Buttarla in caciara pur di non riconoscere il valore di un/una giornalista scomodo/a fa comodo a tanti. Anche a certi sindacalisti che mi dissero pochi giorni dopo l’aggressione, che non rischiavo nulla a Bari, che potevo tornare in centro a mangiare i manicaretti pugliesi da sola…era stato un episodio casuale! Sembravo vittima di un’autosuggestione!

Oppure tutti quelli che si scatenarono in modo anglosassone a raccogliere la dinamica raccontata dalla boss e a sostenerla, nonostante le immagini diffuse la confutassero. Ci furono quelli che risero di questa aggressione. Quelli che tentarono di accreditare la versione di una mafiosa condannata in Cassazione per 416bis dandole la stessa dignità delle mie dichiarazioni. Compresa una vicecaporedattrice.

Non è una questione personale della quale sto parlando: ma si tratta di una diffusa compromissione dell’integrità informativa che arriva ai cittadini. Una compromissione che avviene in tanti altri fatti nei quali non è affermata la verità. I fatti deformati alimentano la mentalità mafiosa, veicolano cibo avvelenato per le coscienze collettive.

Quanti hanno capito cosa accadde il 9 febbraio scorso a Bari?

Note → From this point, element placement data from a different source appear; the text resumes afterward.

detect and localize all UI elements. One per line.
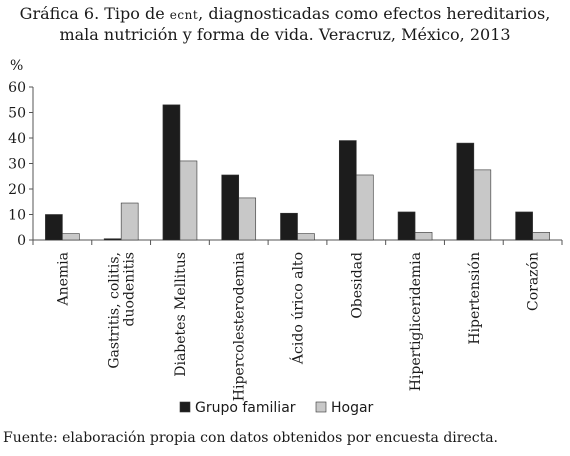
bar-grupo-familiar bbox=[456, 142, 475, 241]
bar-hogar bbox=[120, 202, 139, 241]
bar-grupo-familiar bbox=[280, 212, 298, 241]
legend-label-hogar: Hogar bbox=[331, 400, 374, 416]
y-axis-unit-label: % bbox=[10, 58, 23, 74]
bar-hogar bbox=[532, 232, 550, 241]
bar-grupo-familiar bbox=[397, 211, 416, 241]
bar-grupo-familiar bbox=[221, 174, 240, 241]
bar-hogar bbox=[473, 169, 492, 241]
bar-grupo-familiar bbox=[515, 211, 533, 241]
category-label: Hipertensión bbox=[467, 252, 483, 345]
bar-hogar bbox=[414, 232, 433, 241]
y-tick-label: 0 bbox=[17, 233, 26, 249]
chart-title-line1: Gráfica 6. Tipo de ecnt, diagnosticadas … bbox=[19, 4, 551, 23]
y-tick-label: 20 bbox=[8, 182, 26, 198]
y-tick-label: 50 bbox=[8, 106, 26, 122]
chart-legend: Grupo familiar Hogar bbox=[179, 400, 374, 416]
category-label: duodenitis bbox=[122, 252, 138, 326]
legend-label-grupo-familiar: Grupo familiar bbox=[195, 400, 296, 416]
bar-grupo-familiar bbox=[103, 238, 122, 241]
y-tick-label: 40 bbox=[8, 131, 26, 147]
chart-category-labels: Anemia Gastritis, colitis, duodenitis Diabe… bbox=[55, 252, 541, 401]
category-label: Corazón bbox=[526, 252, 542, 311]
legend-swatch-grupo-familiar bbox=[179, 401, 191, 413]
chart-title-line2: mala nutrición y forma de vida. Veracruz… bbox=[59, 25, 511, 44]
bar-hogar bbox=[179, 160, 198, 241]
category-label: Anemia bbox=[55, 252, 71, 307]
bar-grupo-familiar bbox=[338, 140, 357, 241]
bar-grupo-familiar bbox=[162, 104, 181, 241]
category-label: Hipercolesterodemia bbox=[232, 252, 248, 401]
bar-hogar bbox=[62, 233, 80, 241]
category-label: Diabetes Mellitus bbox=[173, 252, 189, 377]
bar-hogar bbox=[297, 233, 315, 241]
legend-swatch-hogar bbox=[315, 401, 327, 413]
bar-grupo-familiar bbox=[45, 214, 63, 241]
category-label: Ácido úrico alto bbox=[289, 252, 307, 365]
y-tick-label: 30 bbox=[8, 157, 26, 173]
y-tick-label: 10 bbox=[8, 208, 26, 224]
category-label: Gastritis, colitis, bbox=[107, 252, 123, 369]
y-tick-label: 60 bbox=[8, 80, 26, 96]
bar-hogar bbox=[238, 197, 257, 241]
chart-title: Gráfica 6. Tipo de ecnt, diagnosticadas … bbox=[0, 4, 570, 45]
chart-bars bbox=[45, 104, 550, 241]
source-footnote: Fuente: elaboración propia con datos obt… bbox=[3, 430, 499, 446]
category-label: Obesidad bbox=[349, 252, 365, 319]
category-label: Hipertigliceridemia bbox=[408, 252, 424, 391]
bar-hogar bbox=[355, 174, 374, 241]
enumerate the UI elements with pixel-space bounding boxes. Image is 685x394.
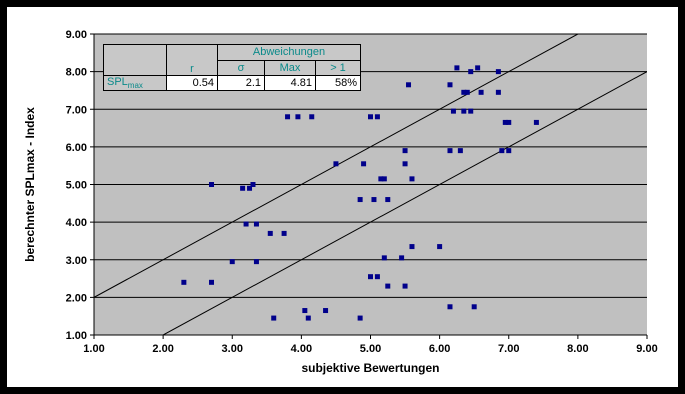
y-tick-label-2: 3.00: [66, 255, 87, 267]
x-tick-label-5: 6.00: [429, 343, 450, 355]
data-point-50: [468, 108, 474, 114]
data-point-11: [271, 315, 277, 321]
data-point-52: [471, 304, 477, 310]
data-point-30: [381, 176, 387, 182]
stats-row-label-sub: max: [127, 81, 143, 91]
data-point-23: [368, 114, 373, 120]
data-point-9: [253, 221, 259, 227]
data-point-24: [368, 274, 373, 280]
data-point-45: [454, 65, 460, 71]
stats-header-max: Max: [264, 59, 316, 76]
data-point-5: [243, 221, 249, 227]
data-point-33: [399, 255, 405, 261]
data-point-44: [450, 108, 456, 114]
stats-corner-cell: [103, 44, 167, 76]
x-tick-label-8: 9.00: [636, 343, 657, 355]
x-tick-label-6: 7.00: [498, 343, 519, 355]
data-point-41: [447, 304, 453, 310]
stats-header-sigma: σ: [217, 59, 265, 76]
data-point-8: [253, 259, 259, 265]
data-point-35: [402, 161, 408, 167]
data-point-21: [357, 197, 363, 203]
y-tick-label-8: 9.00: [66, 29, 87, 41]
y-tick-label-5: 6.00: [66, 142, 87, 154]
data-point-2: [209, 182, 215, 187]
x-tick-label-0: 1.00: [83, 343, 104, 355]
data-point-39: [409, 244, 415, 250]
data-point-59: [506, 119, 512, 125]
x-tick-label-2: 3.00: [222, 343, 243, 355]
data-point-32: [385, 283, 391, 289]
chart-frame: 1.00 2.00 3.00 4.00 5.00 6.00 7.00 8.00 9.00 1.00…: [7, 7, 678, 387]
y-tick-label-3: 4.00: [66, 217, 87, 229]
data-point-7: [250, 182, 256, 187]
data-point-43: [447, 82, 453, 88]
data-point-27: [374, 274, 380, 280]
data-point-56: [495, 69, 501, 75]
data-point-60: [506, 148, 512, 154]
data-point-37: [406, 82, 412, 88]
data-point-53: [475, 65, 481, 71]
data-point-49: [464, 89, 470, 95]
stats-header-gt1: > 1: [315, 59, 361, 76]
data-point-14: [295, 114, 301, 120]
data-point-10: [267, 230, 273, 236]
x-tick-label-4: 5.00: [360, 343, 381, 355]
data-point-16: [305, 315, 311, 321]
data-point-58: [502, 119, 508, 125]
stats-value-max: 4.81: [264, 74, 316, 92]
data-point-15: [302, 308, 308, 314]
stats-table: r Abweichungen σ Max > 1 SPLmax 0.54 2.1…: [103, 44, 361, 92]
data-point-28: [378, 176, 384, 182]
data-point-6: [247, 185, 253, 191]
data-point-3: [229, 259, 235, 265]
data-point-18: [323, 308, 329, 314]
y-tick-label-4: 5.00: [66, 180, 87, 192]
y-tick-label-7: 8.00: [66, 67, 87, 79]
y-tick-label-1: 2.00: [66, 292, 87, 304]
data-point-20: [357, 315, 363, 321]
data-point-22: [361, 161, 367, 167]
data-point-42: [447, 148, 453, 154]
data-point-34: [402, 283, 408, 289]
stats-value-sigma: 2.1: [217, 74, 265, 92]
y-tick-label-0: 1.00: [66, 330, 87, 342]
data-point-17: [309, 114, 315, 120]
data-point-26: [374, 114, 380, 120]
data-point-48: [461, 89, 467, 95]
data-point-29: [381, 255, 387, 261]
x-tick-label-1: 2.00: [152, 343, 173, 355]
x-tick-label-3: 4.00: [291, 343, 312, 355]
data-point-25: [371, 197, 377, 203]
data-point-47: [461, 108, 467, 114]
y-axis-title: berechnter SPLmax - Index: [23, 107, 37, 262]
stats-row-label-main: SPL: [107, 76, 128, 88]
data-point-31: [385, 197, 391, 203]
data-point-61: [533, 119, 539, 125]
reference-line-1: [162, 71, 647, 335]
data-point-51: [468, 69, 474, 75]
data-point-54: [478, 89, 484, 95]
x-axis-title: subjektive Bewertungen: [301, 361, 439, 375]
data-point-0: [181, 279, 187, 285]
stats-header-r: r: [166, 44, 218, 76]
stats-value-gt1: 58%: [315, 74, 361, 92]
data-point-4: [240, 185, 246, 191]
data-point-1: [209, 279, 215, 285]
x-tick-label-7: 8.00: [567, 343, 588, 355]
data-point-57: [499, 148, 505, 154]
stats-row-label: SPLmax: [103, 74, 167, 92]
data-point-19: [333, 161, 339, 167]
data-point-38: [409, 176, 415, 182]
data-point-46: [457, 148, 463, 154]
data-point-12: [281, 230, 287, 236]
stats-value-r: 0.54: [166, 74, 218, 92]
y-tick-label-6: 7.00: [66, 104, 87, 116]
data-point-36: [402, 148, 408, 154]
data-point-55: [495, 89, 501, 95]
data-point-40: [437, 244, 443, 250]
data-point-13: [285, 114, 291, 120]
stats-group-header: Abweichungen: [217, 44, 361, 61]
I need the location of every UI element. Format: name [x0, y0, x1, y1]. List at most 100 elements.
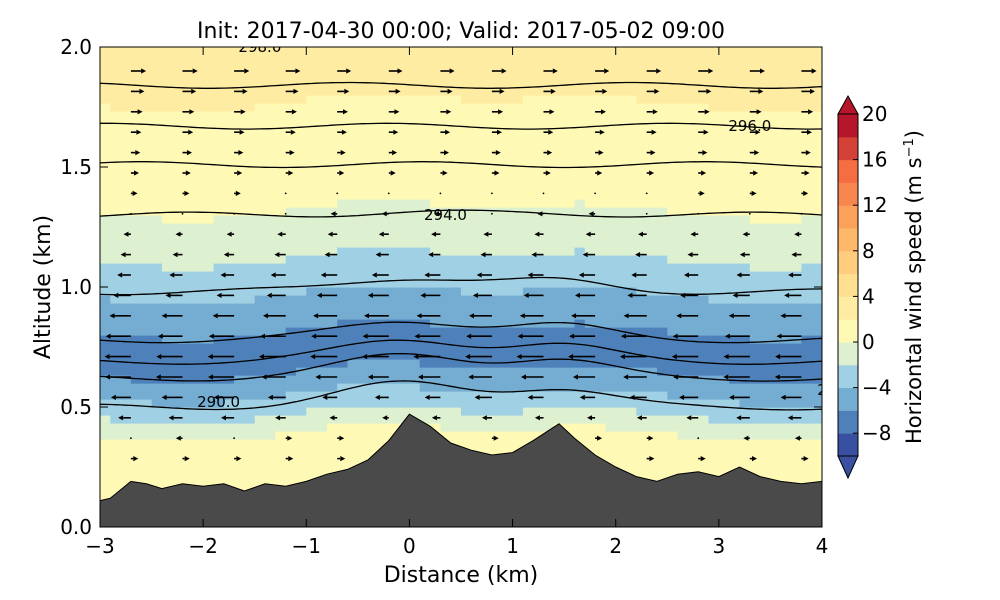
field-cell	[213, 119, 225, 128]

Quanti hanno capito che questa importante archiviazione di querela e denuncia non sarà diffusa come la versione della mafiosa? Quel 9 febbraio ponevo domande su Ivan Caldarola, figlio di due boss: madre Laera e padre Caldarola in carcere anche lui condannato per mafia, fratello condannato per omicidio.

Su Ivan Caldarola vigeva il silenzio stampa per il rinvio a giudizio per stupro nei confronti di una bambina di dodici anni. Nessun giornale seguiva quella vicenda. Silenzio assoluto sul rampollo in ascesa. Il figlio del boss ha potere di fare ciò che vuole. Silenzio.

Ho rotto quel silenzio e si è fatta luce sul potere di una famiglia oscura. Ivan Caldarola è stato in seguito arrestato per spaccio di droga, detenzione di armi ed estorsione.

Il Redentore dei Salesiani di don Francesco Preite va avanti a fatica nell’impegno della legalità con i ragazzini. Perché l’arroganza del clan è forte e ancora lo Stato non lo ha capito bene quanto dal momento che non presiede il territorio come si deve. Occorre mandare assistenti sociali presso le famiglie più deboli.

Il territorio si presiede, soprattutto attorno alle scuole e dove vivono i minori. Per sostenere gli operatori e i volontari del sociale, per dare la forza ai minori più deboli di rimanere nella legalità e di non essere trainati dai clan.

La giustizia va affermata e la verità va proclamata per spazzare quelle menzogne che a tanti possono fare comodo.